Probably 9 out of 10 heroes would far more fear the consequences of a Fireball than that of being shoved off a roof.

They're not wrong, they can clearly expect to survive one ("so what's that? 40ft?! Okay, so 4d6, oh that's nothing.") whereas the other could seriously complicate their lives.

"A fall from a great height is one of the most common hazards facing an adventurer." - Player's Handbook, 5th edition, p.183
But how about all those epic scenes of heroes struggling up mountain faces, the ubiquitous hand grab over the ledge as one person holds on for all dear life? None of these moments are re-creatable in D&D without severely re-defining what we've come to understand as Falling Damage. So let's try.

Enhanced Falling Damage
⚫ A falling creature risks great injury, taking 3d10 bludgeoning for every 10 feet it falls.

At first glance 3d10 might seem like too much, and it might be, but remember, we're not talking about gracefully leaping down a ledge. We're essentially determining what happens when you belly flop from that height to a bed of jagged rocks or stone.

So yes, I suppose you could scale it down to 2d10 but you'll be doing a disservice to the threat as D&D is more than adept at ballooning character Hit Points than you might think.

But falling damage could be about so much more than just well, damage.

Enhanced Falling Damage & Injury
⚫ A great fall from a great height is expected to bring death or lingering injury to a person.
⚫ For every 10 feet a creature falls, it takes 2d10 damage. It must also make a Constitution Save DC 15 or suffer the Crippled Condition

(New Condition) - Crippled
⚫ While a character remains crippled, its speed is reduced to 5ft and it cannot take any Reactions.

⚫ Progress towards removing the Crippled condition requires a successful DC 12 Medicine Skill Roll. It may be attempted up to once per day and must be successful at least (5) times before the condition is permanently removed.

Lesser Restoration cast on the target counts as a successful Medicine Skill Roll.

Design Note:
This should equally affect warriors as much as casters since the latter heavily rely on the occasional Reaction.

So all of this work is about trying to make the hazards of the natural world proportional to those with fangs. It's about turning wonderful maps, terrain, and precarious ledges into something to be tackled with caution as we'd expect if we were watching our adventures take place on film.

I feel like I have so much more to say on this topic but I want to conclude this article with one final consideration for Falling Damage: proportion.

Damage by Proportion

This entire consideration stands on the idea that Hit Points are meant to reflect, as abstractly as possible, our heroes' means to endure blows or 'Hits'.

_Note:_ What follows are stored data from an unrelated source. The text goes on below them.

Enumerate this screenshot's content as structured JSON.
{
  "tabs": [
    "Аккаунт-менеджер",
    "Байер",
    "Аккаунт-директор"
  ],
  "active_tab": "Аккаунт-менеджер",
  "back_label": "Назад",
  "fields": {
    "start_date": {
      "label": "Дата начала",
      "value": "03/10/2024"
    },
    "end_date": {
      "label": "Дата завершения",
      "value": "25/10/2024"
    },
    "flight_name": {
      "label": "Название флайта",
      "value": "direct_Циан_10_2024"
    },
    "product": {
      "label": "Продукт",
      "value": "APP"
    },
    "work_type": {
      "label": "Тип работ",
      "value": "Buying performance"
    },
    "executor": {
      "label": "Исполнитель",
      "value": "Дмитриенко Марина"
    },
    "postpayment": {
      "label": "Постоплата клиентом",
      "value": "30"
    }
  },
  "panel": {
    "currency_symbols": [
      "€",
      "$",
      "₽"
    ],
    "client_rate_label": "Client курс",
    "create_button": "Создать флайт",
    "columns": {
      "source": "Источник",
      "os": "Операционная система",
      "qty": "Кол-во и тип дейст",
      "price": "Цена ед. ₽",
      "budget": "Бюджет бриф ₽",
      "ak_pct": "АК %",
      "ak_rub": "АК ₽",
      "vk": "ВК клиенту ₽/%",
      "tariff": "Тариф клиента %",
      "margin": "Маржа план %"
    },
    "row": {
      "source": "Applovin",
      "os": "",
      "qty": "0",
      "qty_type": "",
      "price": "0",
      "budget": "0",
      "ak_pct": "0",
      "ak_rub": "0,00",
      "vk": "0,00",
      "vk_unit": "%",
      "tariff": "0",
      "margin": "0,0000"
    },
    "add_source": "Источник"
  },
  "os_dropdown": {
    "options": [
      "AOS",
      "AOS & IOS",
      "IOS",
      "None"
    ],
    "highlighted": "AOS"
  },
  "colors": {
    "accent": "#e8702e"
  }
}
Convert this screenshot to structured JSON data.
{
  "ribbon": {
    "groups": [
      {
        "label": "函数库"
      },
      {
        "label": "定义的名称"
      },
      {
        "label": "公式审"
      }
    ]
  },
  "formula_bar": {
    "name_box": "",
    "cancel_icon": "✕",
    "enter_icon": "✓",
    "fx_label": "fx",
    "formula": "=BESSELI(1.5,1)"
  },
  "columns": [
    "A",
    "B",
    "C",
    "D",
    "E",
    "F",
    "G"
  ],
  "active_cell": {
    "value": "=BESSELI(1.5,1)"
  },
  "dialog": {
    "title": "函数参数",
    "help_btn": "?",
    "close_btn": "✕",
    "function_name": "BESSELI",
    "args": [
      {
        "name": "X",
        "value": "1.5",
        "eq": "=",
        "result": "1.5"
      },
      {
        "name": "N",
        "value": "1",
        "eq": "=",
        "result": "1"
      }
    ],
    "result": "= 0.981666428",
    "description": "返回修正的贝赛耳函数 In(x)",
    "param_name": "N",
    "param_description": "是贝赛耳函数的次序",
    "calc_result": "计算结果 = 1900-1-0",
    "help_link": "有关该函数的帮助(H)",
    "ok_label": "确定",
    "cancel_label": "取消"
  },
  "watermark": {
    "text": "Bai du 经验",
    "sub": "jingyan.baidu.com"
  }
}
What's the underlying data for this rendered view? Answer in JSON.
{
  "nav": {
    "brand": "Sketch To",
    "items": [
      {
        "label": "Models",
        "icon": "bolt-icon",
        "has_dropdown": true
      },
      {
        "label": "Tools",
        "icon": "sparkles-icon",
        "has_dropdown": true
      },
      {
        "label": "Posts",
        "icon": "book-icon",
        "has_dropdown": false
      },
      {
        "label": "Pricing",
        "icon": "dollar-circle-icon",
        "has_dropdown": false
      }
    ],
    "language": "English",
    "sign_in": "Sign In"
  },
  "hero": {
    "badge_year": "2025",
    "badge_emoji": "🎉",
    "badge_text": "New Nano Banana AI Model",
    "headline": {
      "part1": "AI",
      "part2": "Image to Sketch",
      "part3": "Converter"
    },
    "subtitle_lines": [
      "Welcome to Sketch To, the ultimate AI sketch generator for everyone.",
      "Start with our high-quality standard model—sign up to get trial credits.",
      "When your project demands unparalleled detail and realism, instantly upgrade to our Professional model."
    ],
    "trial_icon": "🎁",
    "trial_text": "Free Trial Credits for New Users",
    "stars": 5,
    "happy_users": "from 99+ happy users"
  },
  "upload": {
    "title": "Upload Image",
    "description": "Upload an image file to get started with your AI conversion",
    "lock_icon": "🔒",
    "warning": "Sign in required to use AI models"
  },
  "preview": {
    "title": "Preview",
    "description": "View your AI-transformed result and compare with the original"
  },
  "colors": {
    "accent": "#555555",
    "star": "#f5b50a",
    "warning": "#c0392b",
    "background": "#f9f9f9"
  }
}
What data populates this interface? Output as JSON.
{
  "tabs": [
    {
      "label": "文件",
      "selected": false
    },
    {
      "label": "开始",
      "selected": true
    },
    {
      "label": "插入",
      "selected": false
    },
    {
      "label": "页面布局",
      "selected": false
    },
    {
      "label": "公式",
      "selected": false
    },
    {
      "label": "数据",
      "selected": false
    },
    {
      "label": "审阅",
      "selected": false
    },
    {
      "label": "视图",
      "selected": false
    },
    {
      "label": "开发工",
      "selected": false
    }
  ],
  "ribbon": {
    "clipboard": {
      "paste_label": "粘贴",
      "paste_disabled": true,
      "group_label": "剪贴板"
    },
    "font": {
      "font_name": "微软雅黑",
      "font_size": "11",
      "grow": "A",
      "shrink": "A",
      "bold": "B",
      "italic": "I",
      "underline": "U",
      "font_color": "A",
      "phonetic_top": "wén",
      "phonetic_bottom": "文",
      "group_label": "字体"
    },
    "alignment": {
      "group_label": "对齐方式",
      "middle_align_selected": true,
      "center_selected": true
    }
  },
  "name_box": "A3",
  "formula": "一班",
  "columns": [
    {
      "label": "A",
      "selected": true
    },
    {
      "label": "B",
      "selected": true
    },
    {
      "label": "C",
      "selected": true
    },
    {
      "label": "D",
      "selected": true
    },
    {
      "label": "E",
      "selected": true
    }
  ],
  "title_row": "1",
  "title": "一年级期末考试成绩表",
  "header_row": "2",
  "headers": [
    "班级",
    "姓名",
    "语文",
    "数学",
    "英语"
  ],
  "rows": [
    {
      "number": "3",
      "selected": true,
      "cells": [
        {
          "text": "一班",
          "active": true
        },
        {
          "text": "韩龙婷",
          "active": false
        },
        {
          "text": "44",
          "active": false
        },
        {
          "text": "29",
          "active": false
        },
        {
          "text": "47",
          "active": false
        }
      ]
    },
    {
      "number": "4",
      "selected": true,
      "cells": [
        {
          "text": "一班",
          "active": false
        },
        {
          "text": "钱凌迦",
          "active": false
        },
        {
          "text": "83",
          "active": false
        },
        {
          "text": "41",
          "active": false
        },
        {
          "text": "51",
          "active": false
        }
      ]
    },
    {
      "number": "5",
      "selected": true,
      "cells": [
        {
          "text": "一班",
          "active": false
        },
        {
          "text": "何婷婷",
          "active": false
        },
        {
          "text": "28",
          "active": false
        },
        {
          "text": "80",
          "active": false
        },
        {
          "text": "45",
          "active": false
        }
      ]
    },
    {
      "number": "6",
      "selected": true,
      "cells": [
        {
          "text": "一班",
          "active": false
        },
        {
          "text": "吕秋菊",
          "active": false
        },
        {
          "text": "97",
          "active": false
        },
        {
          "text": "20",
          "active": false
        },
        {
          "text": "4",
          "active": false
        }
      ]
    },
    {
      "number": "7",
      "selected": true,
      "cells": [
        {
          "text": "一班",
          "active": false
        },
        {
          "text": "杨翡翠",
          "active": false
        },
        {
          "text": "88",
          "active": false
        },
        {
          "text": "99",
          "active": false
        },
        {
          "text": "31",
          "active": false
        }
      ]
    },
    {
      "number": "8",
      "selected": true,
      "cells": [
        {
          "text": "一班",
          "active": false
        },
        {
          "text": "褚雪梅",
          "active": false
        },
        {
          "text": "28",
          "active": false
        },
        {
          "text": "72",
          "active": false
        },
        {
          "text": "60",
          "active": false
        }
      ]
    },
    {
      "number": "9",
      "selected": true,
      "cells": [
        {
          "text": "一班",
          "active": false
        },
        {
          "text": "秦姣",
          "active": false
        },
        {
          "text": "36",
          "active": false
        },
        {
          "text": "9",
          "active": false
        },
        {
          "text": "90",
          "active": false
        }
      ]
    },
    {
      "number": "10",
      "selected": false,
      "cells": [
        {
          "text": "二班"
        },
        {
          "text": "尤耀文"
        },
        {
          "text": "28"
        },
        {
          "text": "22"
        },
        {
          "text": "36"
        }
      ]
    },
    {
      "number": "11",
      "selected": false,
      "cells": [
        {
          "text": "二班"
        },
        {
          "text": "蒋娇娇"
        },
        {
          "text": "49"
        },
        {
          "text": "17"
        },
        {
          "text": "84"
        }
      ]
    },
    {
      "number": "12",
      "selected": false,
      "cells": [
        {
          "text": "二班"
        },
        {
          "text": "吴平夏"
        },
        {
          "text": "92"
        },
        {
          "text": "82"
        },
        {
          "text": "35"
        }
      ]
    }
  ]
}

It doesn't mean they grow a second or third heart, that their blood cell counts are supernaturally high or that their organs regenerate a la Wolverine.

If you are able to accept this conceit, then please read on, otherwise your brow will likely furl on the forthcoming suggestion.

If 'Hit Points' provide an indication of how much stress a hero can take before they succumb to combat wounds, shouldn't damage originating from other sources be treated differently?

I don't want to take this too far astray so keeping it in the topic of Falling Damage, we could argue that a creature would suffer as much injury now as it would later if it's tossed off the same sheer cliff.

Enhanced Falling
⚫ A creature that falls from a height of less than 20ft drops to at least half of their maximum Hit Points.

⚫ A creature falling more than 20ft drops to at least one third of their maximum Hit Points.

⚫ A creature falling more than 30ft is considered Dying.

Okay. Me likes but too much math. Consider this simplified version.

Simplified Enhanced Falling
⚫ A creature that falls or is shoved from a height of over 20ft, drops to at least 10 Hit Points.

⚫ If they have less than 10 Hit Points before falling, consider them to be Dying and they must immediately make a Death Save.

⚫ A creature falling from a height of over 30ft is considered Dying and must immediately make a Death Save.

Halves tend to be the easiest number to derive and "half of something" is already used extensively across the core rules. This last version also pointedly ignores damage for any fall less than 20ft. So maybe the answer lies amongst one of these options or in a combination of them. Maybe we can at least agree that as it stands, Falling Damage is irrelevant and disproportional.